It has surfaced the news that the CEO of SareptaTherapetics (NASDAQ:SRPT), Chris Garabedian, has been kicked to the curb by the company’s board of directors after his consistent urges to undertake a combative sort of relationship with the FDA.
With the CEO leading the company, many attempts had been taken on getting the drug Eteplirsen approved with just a few mid-stage trials being carried out along with a thorough follow up study. Initially, the FDA had tanked this idea back in November of 2013; however, afterwards, it made sure to delay the regulatory filing of the drug last October while citing any doubts of the company’s collection of data to estimate the dystrophin amount being used in production for the treatment of boys using the drug.

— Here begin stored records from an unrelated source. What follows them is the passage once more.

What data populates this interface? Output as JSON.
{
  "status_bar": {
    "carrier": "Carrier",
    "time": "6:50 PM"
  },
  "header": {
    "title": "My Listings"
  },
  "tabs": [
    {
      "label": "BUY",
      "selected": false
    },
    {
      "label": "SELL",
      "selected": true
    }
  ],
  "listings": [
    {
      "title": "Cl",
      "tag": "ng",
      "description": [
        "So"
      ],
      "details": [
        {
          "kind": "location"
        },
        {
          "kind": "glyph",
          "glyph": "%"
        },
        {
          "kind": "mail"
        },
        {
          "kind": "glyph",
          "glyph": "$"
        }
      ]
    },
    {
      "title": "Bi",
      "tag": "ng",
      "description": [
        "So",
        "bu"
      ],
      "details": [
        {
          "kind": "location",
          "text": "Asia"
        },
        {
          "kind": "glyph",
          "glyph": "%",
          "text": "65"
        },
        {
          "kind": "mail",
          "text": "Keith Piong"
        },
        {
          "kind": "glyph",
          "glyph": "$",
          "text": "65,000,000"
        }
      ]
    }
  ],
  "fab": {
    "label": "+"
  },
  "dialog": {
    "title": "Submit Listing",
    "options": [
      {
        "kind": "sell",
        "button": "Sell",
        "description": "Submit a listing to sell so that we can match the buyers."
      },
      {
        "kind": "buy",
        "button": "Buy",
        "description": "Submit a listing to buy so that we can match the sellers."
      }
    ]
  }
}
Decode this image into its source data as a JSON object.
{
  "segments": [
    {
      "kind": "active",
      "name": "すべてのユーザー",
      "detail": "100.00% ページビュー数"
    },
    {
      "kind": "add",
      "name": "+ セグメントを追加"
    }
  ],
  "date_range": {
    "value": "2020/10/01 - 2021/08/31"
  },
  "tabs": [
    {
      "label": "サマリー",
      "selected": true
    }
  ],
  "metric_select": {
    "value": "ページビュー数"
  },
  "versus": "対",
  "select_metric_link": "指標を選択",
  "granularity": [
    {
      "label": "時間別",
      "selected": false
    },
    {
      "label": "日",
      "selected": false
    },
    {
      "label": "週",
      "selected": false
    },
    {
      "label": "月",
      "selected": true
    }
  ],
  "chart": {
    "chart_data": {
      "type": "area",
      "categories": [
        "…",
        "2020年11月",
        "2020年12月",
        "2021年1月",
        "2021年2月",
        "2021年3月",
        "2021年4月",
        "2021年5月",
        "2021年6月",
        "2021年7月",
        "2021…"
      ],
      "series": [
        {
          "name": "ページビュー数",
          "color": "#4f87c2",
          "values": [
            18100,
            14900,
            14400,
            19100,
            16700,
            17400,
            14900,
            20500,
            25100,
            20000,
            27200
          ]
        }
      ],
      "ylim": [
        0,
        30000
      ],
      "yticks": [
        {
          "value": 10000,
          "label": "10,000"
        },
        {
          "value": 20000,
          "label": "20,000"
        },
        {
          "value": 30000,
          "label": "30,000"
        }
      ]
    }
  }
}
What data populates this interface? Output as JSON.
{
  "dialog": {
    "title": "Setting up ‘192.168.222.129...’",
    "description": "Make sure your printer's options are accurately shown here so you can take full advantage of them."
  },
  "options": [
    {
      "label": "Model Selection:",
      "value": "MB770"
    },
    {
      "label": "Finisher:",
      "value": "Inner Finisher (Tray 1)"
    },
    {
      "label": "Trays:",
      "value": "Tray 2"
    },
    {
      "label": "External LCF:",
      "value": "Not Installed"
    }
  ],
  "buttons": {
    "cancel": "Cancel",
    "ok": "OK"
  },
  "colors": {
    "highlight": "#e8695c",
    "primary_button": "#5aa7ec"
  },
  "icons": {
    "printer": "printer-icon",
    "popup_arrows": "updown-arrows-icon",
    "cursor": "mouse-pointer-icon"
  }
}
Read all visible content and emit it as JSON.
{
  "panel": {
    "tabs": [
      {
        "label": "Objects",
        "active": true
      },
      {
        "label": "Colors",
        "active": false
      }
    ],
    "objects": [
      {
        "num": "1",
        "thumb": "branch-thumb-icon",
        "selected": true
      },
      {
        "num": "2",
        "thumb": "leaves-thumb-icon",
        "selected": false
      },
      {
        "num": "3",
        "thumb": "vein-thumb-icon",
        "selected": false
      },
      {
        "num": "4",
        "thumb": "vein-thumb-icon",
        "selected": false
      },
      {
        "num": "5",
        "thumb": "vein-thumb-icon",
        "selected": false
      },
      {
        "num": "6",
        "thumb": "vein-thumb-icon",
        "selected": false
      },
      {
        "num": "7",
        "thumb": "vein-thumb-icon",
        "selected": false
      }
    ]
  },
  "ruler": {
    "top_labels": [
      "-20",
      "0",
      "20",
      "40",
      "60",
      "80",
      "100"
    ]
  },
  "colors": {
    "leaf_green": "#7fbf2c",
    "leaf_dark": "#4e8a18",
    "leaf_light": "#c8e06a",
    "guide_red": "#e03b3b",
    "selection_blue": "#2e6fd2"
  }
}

Afterwards, the CEO blamed everything on the FDA as it delayed the drug’s progress which caused somewhat of a riot. The relationship that the CEO had with the administration was a problematic one, which caused the board’s course to change altogether. The result was an extremely volatile price per share which has continued to fall for quite some time now.
It was stated in a press release that Ed Kaye, the company’s Chief Medical Officer, is going to replace the CEO but only for the interim period. The important thing to note here is that the company is still planning on submitting its drug for the approval of the FDA somewhere in the middle of the year.
So the question you might be asking right now is what investors should consider? The answer is pretty simple. If the drug is able to succeed in the regulator part of its journey then it can expect to ride a blockbuster roller coaster. This is the reason why a premium was paid by BioMarin (NASDAQ:BMRN) for its candidate of DMD and Prosensa in just the previous year even with the shaky sort of clinical profile that it had.
However, the problem is that DMD drugs have failed in trying to impress the six minute walk test which is a gold standard measurement in the clinical world. The problem was that patients who were treated with the therapies showed a huge range of variability for the measurement even with an increase in the dystrophin levels.
Therefore, the company has been lobbying the FDA ever since so that they may accept the production with dystrophin production just as a means to reach the end which could help in its approval. However, a workshop by the FDA that just took place showed the market that measuring the levels of dystrophin still remains a work-in-progress which shows the concerns that the agency has for the company’s clinical data.
It still remains doubtful that there will be an acceptance anytime soon by the FDA. However, on another note, the company was pretty good in walking stabilization when considering its intent to treat analysis at the 96th week for patients using the drug.